An Alternative Algorithm for Bulk-loading xBR+-trees

21 Jun 2016
12:30-13:00
XENIA HOTEL, PORTARIA

An Alternative Algorithm for Bulk-loading xBR+-trees

Nowadays, applications and systems using spatial information and embedding spatial database capabilities (e.g. location based services) are becoming more common and continuously evolving.

Spatial indexes play a crucial role in spatial databases for the efficient execution of queries involving spatial constraints. The Quadtree is a well-known hierarchical index structure based on the principle of recursive regular decomposition of space. The External Balanced Regular Plus Tree (xBR+-tree) [1] is a balanced disk-based index structure for multidimensional point data that belongs to the Quadtree family. Unlike any other Quadtree variant, this tree is a totally disk-based, height-balanced, pointer-based, multiway tree. Members of the R-tree family and especially the R*-tree have been a de-facto choice in spatial databases, so far. Recently, in [2] the performance of the xBR+-tree vs. R-trees for tree building and processing of the most popular spatial queries has been extensively studied, using medium and big datasets, and it was shown that the xBR+-tree is a big winner in execution time in all cases and a winner in I/O in most cases.

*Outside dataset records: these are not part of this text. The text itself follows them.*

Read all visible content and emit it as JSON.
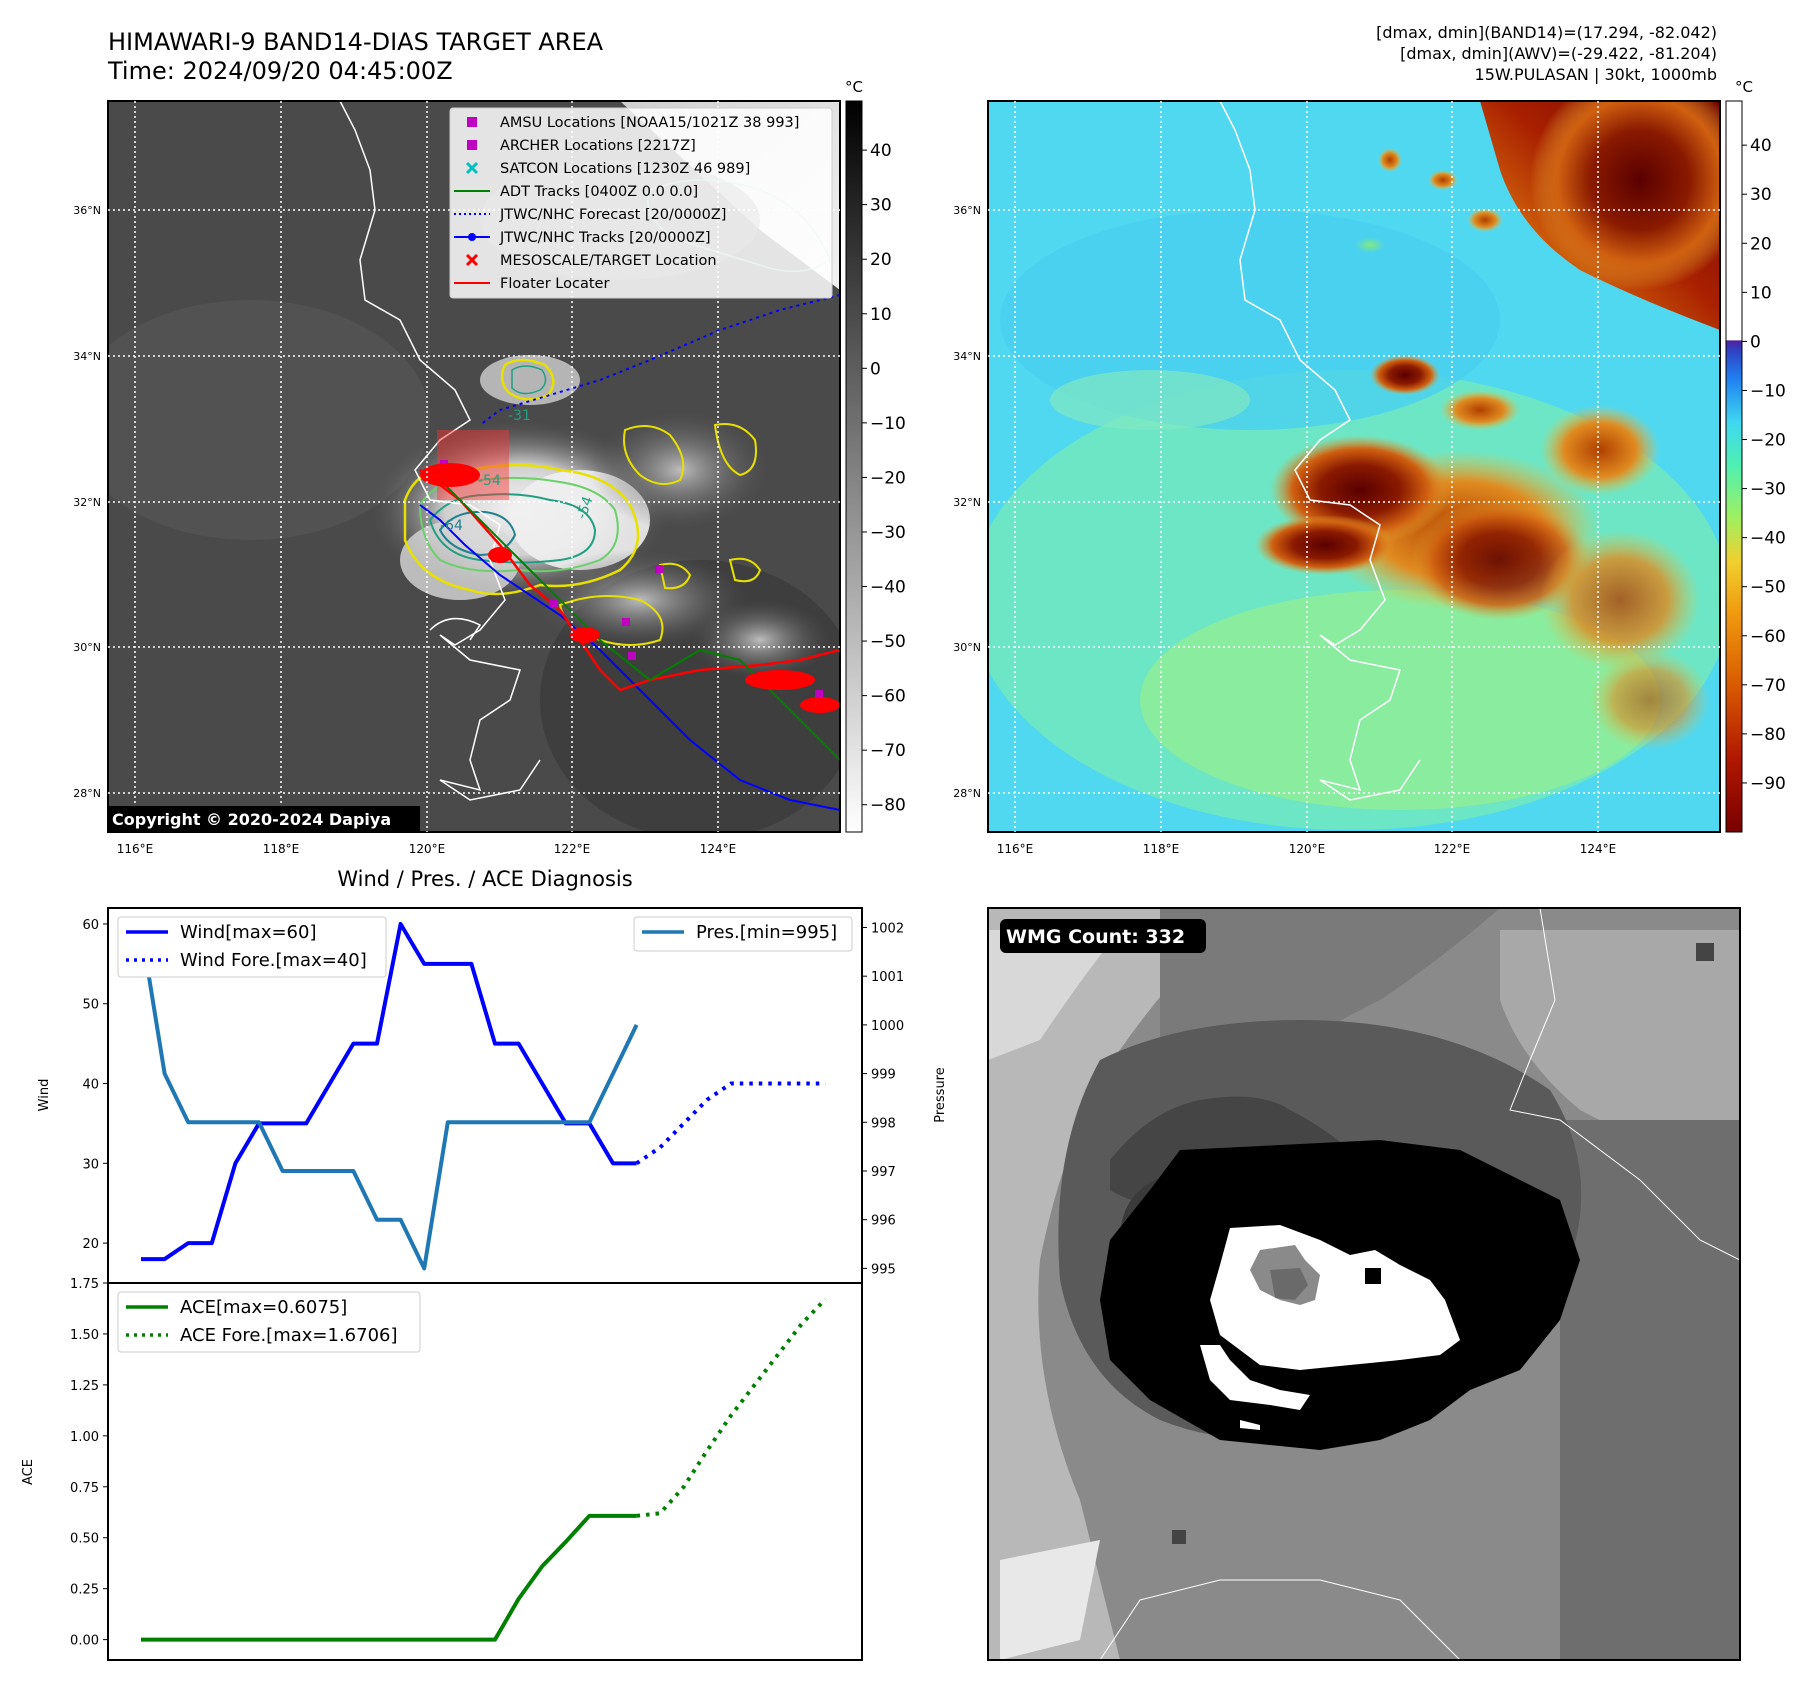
{
  "header": {
    "title_line1": "HIMAWARI-9 BAND14-DIAS TARGET AREA",
    "title_line2": "Time: 2024/09/20 04:45:00Z",
    "info_line1": "[dmax, dmin](BAND14)=(17.294, -82.042)",
    "info_line2": "[dmax, dmin](AWV)=(-29.422, -81.204)",
    "info_line3": "15W.PULASAN | 30kt, 1000mb"
  },
  "maps": {
    "lat_ticks": [
      "36°N",
      "34°N",
      "32°N",
      "30°N",
      "28°N"
    ],
    "lon_ticks": [
      "116°E",
      "118°E",
      "120°E",
      "122°E",
      "124°E"
    ],
    "copyright": "Copyright © 2020-2024 Dapiya",
    "contour_labels": [
      "-54",
      "-64",
      "-54",
      "-31"
    ]
  },
  "legend_map": {
    "items": [
      {
        "label": "AMSU Locations [NOAA15/1021Z 38 993]",
        "color": "#c000c0",
        "kind": "square"
      },
      {
        "label": "ARCHER Locations [2217Z]",
        "color": "#c000c0",
        "kind": "square"
      },
      {
        "label": "SATCON Locations [1230Z 46 989]",
        "color": "#00c0c0",
        "kind": "x"
      },
      {
        "label": "ADT Tracks [0400Z 0.0 0.0]",
        "color": "#008000",
        "kind": "line"
      },
      {
        "label": "JTWC/NHC Forecast [20/0000Z]",
        "color": "#0000ff",
        "kind": "dotted"
      },
      {
        "label": "JTWC/NHC Tracks [20/0000Z]",
        "color": "#0000ff",
        "kind": "linedot"
      },
      {
        "label": "MESOSCALE/TARGET Location",
        "color": "#ff0000",
        "kind": "x"
      },
      {
        "label": "Floater Locater",
        "color": "#ff0000",
        "kind": "line"
      }
    ]
  },
  "colorbar_gray": {
    "unit": "°C",
    "ticks": [
      "40",
      "30",
      "20",
      "10",
      "0",
      "−10",
      "−20",
      "−30",
      "−40",
      "−50",
      "−60",
      "−70",
      "−80"
    ],
    "min": -85,
    "max": 49
  },
  "colorbar_color": {
    "unit": "°C",
    "ticks": [
      "40",
      "30",
      "20",
      "10",
      "0",
      "−10",
      "−20",
      "−30",
      "−40",
      "−50",
      "−60",
      "−70",
      "−80",
      "−90"
    ],
    "min": -100,
    "max": 49,
    "colors": [
      "#7a0000",
      "#b01800",
      "#d85a00",
      "#f09a10",
      "#f0d030",
      "#a0f060",
      "#50f0b0",
      "#40d8f0",
      "#2080f0",
      "#3040c0",
      "#5020a0",
      "#ffffff",
      "#ffffff"
    ]
  },
  "wmg": {
    "label": "WMG Count: 332"
  },
  "chart_data": [
    {
      "type": "line",
      "title": "Wind / Pres. / ACE Diagnosis",
      "ylabel": "Wind",
      "y2label": "Pressure",
      "ylim": [
        15,
        62
      ],
      "y2lim": [
        994.7,
        1002.4
      ],
      "yticks": [
        20,
        30,
        40,
        50,
        60
      ],
      "y2ticks": [
        995,
        996,
        997,
        998,
        999,
        1000,
        1001,
        1002
      ],
      "series": [
        {
          "name": "Wind[max=60]",
          "color": "#0000ff",
          "style": "solid",
          "x": [
            0,
            1,
            2,
            3,
            4,
            5,
            6,
            7,
            8,
            9,
            10,
            11,
            12,
            13,
            14,
            15,
            16,
            17,
            18,
            19,
            20,
            21
          ],
          "values": [
            18,
            18,
            20,
            20,
            30,
            35,
            35,
            35,
            40,
            45,
            45,
            60,
            55,
            55,
            55,
            45,
            45,
            40,
            35,
            35,
            30,
            30
          ]
        },
        {
          "name": "Wind Fore.[max=40]",
          "color": "#0000ff",
          "style": "dotted",
          "x": [
            21,
            22,
            23,
            24,
            25,
            26,
            27,
            28,
            29
          ],
          "values": [
            30,
            32,
            35,
            38,
            40,
            40,
            40,
            40,
            40
          ]
        },
        {
          "name": "Pres.[min=995]",
          "color": "#1f77b4",
          "style": "solid",
          "axis": "right",
          "x": [
            0,
            1,
            2,
            3,
            4,
            5,
            6,
            7,
            8,
            9,
            10,
            11,
            12,
            13,
            14,
            15,
            16,
            17,
            18,
            19,
            20,
            21
          ],
          "values": [
            1002,
            999,
            998,
            998,
            998,
            998,
            997,
            997,
            997,
            997,
            996,
            996,
            995,
            998,
            998,
            998,
            998,
            998,
            998,
            998,
            999,
            1000
          ]
        }
      ],
      "legend_left": [
        "Wind[max=60]",
        "Wind Fore.[max=40]"
      ],
      "legend_right": [
        "Pres.[min=995]"
      ]
    },
    {
      "type": "line",
      "ylabel": "ACE",
      "ylim": [
        -0.1,
        1.75
      ],
      "yticks": [
        0.0,
        0.25,
        0.5,
        0.75,
        1.0,
        1.25,
        1.5,
        1.75
      ],
      "ytick_labels": [
        "0.00",
        "0.25",
        "0.50",
        "0.75",
        "1.00",
        "1.25",
        "1.50",
        "1.75"
      ],
      "series": [
        {
          "name": "ACE[max=0.6075]",
          "color": "#008000",
          "style": "solid",
          "x": [
            0,
            1,
            2,
            3,
            4,
            5,
            6,
            7,
            8,
            9,
            10,
            11,
            12,
            13,
            14,
            15,
            16,
            17,
            18,
            19,
            20,
            21
          ],
          "values": [
            0,
            0,
            0,
            0,
            0,
            0,
            0,
            0,
            0,
            0,
            0,
            0,
            0,
            0,
            0,
            0,
            0.2,
            0.36,
            0.48,
            0.6075,
            0.6075,
            0.6075
          ]
        },
        {
          "name": "ACE Fore.[max=1.6706]",
          "color": "#008000",
          "style": "dotted",
          "x": [
            21,
            22,
            23,
            24,
            25,
            26,
            27,
            28,
            29
          ],
          "values": [
            0.6075,
            0.62,
            0.75,
            0.93,
            1.1,
            1.25,
            1.4,
            1.55,
            1.6706
          ]
        }
      ]
    }
  ]
}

Fast building is a key issue for spatial indexes. Bulk-loading refers to the process of creating an index from scratch as a whole, when the dataset to be indexed is available beforehand, instead of creating (loading) the index gradually, when the dataset items are available one-by-one. Bulk-loading xBR+-trees is necessary for embedding this indexing method in SpatialHadoop.

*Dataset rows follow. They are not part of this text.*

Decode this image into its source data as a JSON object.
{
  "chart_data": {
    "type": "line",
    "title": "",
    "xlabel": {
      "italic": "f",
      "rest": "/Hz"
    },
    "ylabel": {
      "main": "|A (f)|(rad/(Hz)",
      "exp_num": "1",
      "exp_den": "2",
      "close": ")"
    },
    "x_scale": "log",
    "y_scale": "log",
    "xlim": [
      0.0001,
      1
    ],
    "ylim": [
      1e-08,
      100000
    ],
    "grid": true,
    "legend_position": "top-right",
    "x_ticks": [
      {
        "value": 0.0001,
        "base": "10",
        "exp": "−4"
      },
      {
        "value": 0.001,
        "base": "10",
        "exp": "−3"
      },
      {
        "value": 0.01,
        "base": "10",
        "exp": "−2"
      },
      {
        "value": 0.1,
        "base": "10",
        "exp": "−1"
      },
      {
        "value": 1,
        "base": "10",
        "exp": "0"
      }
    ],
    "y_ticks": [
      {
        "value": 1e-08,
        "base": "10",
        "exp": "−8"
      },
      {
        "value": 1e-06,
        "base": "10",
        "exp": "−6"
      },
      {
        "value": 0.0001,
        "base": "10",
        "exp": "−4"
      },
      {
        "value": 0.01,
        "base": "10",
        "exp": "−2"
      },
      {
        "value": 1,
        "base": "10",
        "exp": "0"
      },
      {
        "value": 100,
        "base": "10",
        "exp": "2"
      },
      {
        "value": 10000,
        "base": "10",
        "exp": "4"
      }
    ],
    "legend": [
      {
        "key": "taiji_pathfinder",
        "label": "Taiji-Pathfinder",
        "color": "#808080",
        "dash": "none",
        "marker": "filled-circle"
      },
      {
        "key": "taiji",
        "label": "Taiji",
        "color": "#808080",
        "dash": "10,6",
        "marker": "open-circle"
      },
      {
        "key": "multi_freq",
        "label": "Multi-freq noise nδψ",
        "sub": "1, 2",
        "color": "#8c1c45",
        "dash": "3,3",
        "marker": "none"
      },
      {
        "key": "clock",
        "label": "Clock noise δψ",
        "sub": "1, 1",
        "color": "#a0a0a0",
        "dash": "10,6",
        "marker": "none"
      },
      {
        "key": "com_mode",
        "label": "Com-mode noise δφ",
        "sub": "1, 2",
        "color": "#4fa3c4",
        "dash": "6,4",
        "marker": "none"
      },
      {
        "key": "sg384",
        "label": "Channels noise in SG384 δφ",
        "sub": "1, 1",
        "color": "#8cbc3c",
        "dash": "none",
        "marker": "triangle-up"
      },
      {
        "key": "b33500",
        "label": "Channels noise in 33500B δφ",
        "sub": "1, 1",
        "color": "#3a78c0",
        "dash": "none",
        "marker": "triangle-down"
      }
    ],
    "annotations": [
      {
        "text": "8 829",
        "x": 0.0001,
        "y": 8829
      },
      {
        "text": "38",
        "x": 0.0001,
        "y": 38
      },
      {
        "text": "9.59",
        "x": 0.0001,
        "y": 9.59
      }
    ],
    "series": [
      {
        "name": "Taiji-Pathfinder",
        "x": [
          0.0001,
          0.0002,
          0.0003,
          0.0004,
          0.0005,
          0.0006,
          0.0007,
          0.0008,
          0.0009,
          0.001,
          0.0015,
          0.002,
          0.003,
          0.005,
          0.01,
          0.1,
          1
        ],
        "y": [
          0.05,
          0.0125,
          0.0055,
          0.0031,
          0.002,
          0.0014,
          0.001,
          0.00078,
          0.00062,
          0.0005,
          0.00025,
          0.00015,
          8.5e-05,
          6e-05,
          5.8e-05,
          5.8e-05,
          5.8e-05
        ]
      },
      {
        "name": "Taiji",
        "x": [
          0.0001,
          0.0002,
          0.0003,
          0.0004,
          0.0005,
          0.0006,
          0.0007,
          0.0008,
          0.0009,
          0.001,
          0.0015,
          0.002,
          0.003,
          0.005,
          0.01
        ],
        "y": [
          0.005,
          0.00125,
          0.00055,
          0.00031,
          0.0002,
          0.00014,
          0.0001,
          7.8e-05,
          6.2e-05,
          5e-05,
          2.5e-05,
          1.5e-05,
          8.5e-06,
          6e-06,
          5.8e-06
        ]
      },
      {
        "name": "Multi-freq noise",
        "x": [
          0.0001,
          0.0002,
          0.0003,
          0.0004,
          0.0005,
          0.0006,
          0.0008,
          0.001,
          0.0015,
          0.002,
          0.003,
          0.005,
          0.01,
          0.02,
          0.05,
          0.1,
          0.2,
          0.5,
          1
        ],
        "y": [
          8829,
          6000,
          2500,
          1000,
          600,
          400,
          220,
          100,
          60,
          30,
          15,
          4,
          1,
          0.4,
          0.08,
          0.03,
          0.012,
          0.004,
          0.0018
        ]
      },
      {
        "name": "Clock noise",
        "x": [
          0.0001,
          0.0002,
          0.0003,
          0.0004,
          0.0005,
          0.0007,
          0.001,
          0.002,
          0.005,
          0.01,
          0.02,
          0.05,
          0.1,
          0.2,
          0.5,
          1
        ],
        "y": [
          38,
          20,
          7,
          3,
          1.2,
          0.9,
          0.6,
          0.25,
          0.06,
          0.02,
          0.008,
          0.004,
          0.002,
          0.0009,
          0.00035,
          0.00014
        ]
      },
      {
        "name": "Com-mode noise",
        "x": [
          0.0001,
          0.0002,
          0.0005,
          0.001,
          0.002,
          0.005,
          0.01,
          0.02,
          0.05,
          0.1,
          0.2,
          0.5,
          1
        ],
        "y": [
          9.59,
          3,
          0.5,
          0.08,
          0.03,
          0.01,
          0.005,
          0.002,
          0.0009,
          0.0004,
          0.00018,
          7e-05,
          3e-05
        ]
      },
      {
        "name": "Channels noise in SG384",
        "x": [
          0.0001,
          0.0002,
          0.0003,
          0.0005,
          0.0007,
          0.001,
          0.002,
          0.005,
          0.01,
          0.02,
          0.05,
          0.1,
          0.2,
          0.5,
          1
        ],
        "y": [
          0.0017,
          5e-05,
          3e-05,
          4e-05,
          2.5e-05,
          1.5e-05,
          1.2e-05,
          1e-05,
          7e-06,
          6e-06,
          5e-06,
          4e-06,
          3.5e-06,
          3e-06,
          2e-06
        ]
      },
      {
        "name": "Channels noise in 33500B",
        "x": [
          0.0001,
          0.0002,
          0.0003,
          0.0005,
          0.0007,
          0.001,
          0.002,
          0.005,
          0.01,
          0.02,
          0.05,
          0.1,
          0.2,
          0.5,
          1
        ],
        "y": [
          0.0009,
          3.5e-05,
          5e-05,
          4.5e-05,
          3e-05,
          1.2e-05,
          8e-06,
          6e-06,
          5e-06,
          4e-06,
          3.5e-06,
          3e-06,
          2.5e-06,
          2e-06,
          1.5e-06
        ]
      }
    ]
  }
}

In [3] an algorithm for bulk-loading xBR+-trees for big datasets residing on disk, using a limited amount of RAM was presented. It consists of four phases. During the first phase, the initial dataset file is transformed to binary format and is split in two files. During the second phase, each of the two input item files is partitioned into item blocks of size <= MemoryLimit in a regular fashion. The resulting blocks are transferred in main memory, as input for the next phase. During the third phase, for each block of items, a Quadtree is built in main memory by splitting this block as long as they correspond to regions containing more items than the capacity of xBR+-tree leaves. This Quadtree is gradually transformed to an xBR+-tree in main memory in a bottom-up fashion. During the last phase, the tree created in main memory is merged with the xBR+-tree already built in secondary memory (created during the previous iteration of the bulk-loading process), discriminating between four different cases among the heights of the trees to be merged.

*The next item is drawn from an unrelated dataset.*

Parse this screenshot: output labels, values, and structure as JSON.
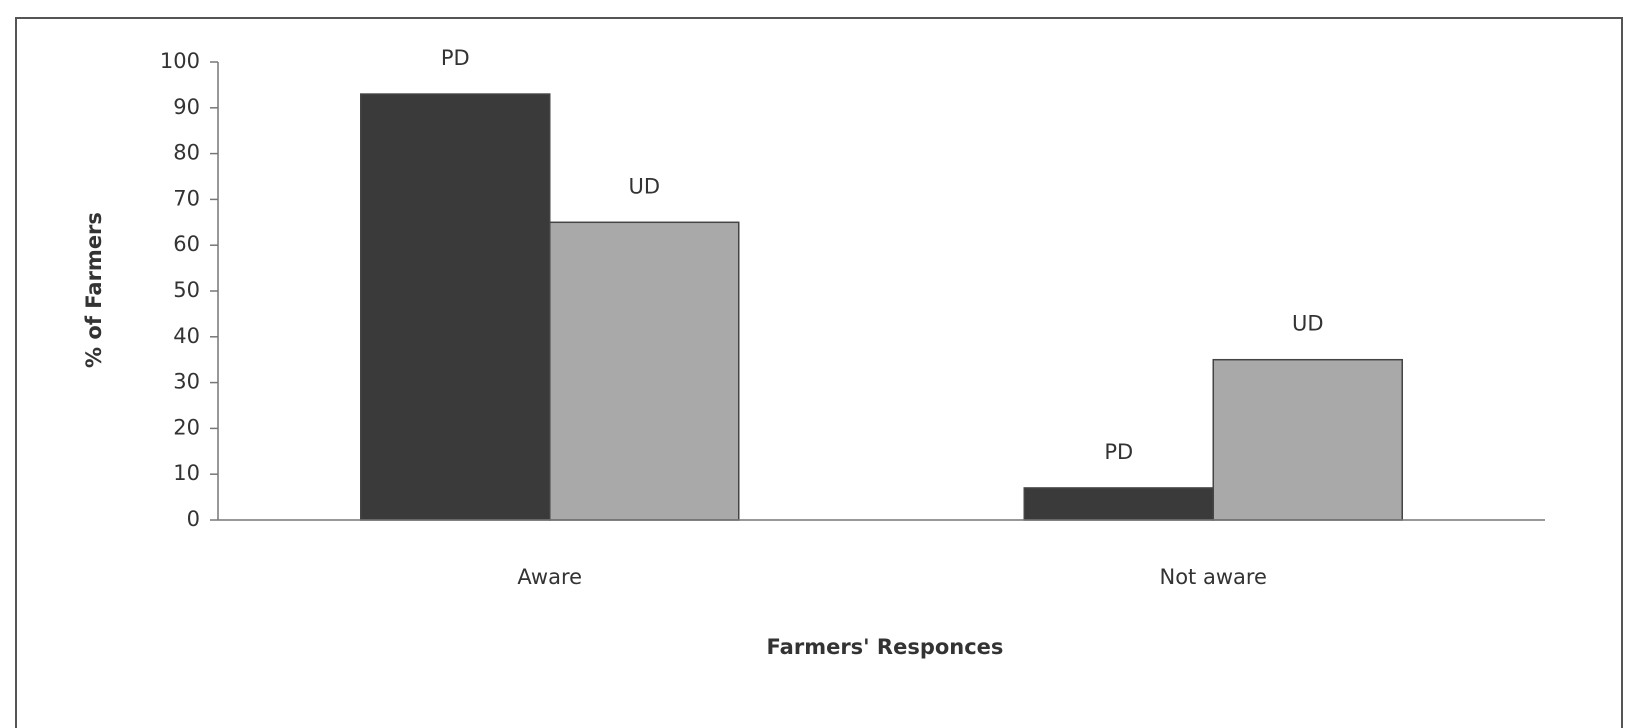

In this work, we present an alternative algorithm for the third phase. Instead of building a Quadtree that is gradually transformed to an xBR+-tree in a bottom-up fashion, we directly built an xBR+-tree in main memory in a bottom-up fashion, by recursively partitioning elements that represent data items (when building leaves), or lower level nodes (when building internal nodes).

The new method focuses on using less memory, since a temporary Quadtree is not stored. Main memory is a key factor for the performance of the bulk-loading process, especially for big datasets. In the future, we plan to study the performance of the new method and also to embed it in the process of incrementally building xBR+-trees, when the dataset items are available one-by-one.

[1] G. Roumelis, M. Vassilakopoulos, T. Loukopoulos, A. Corral and Y. Manolopoulos: The xBR+-tree: An Efficient Access Method for Points, DEXA Conference, Valencia, Spain, pp. 43-58, September 2015.

[2] G. Roumelis, M. Vassilakopoulos, A. Corral and Y. Manolopoulos: Performance Comparison of xBR+-trees and R-trees for Processing Spatial Queries, submitted for publication, March 2016.

[3] G. Roumelis, M. Vassilakopoulos, A. Corral and Y. Manolopoulos: Bulk-Loading xBR+-trees, submitted for publication, May 2016.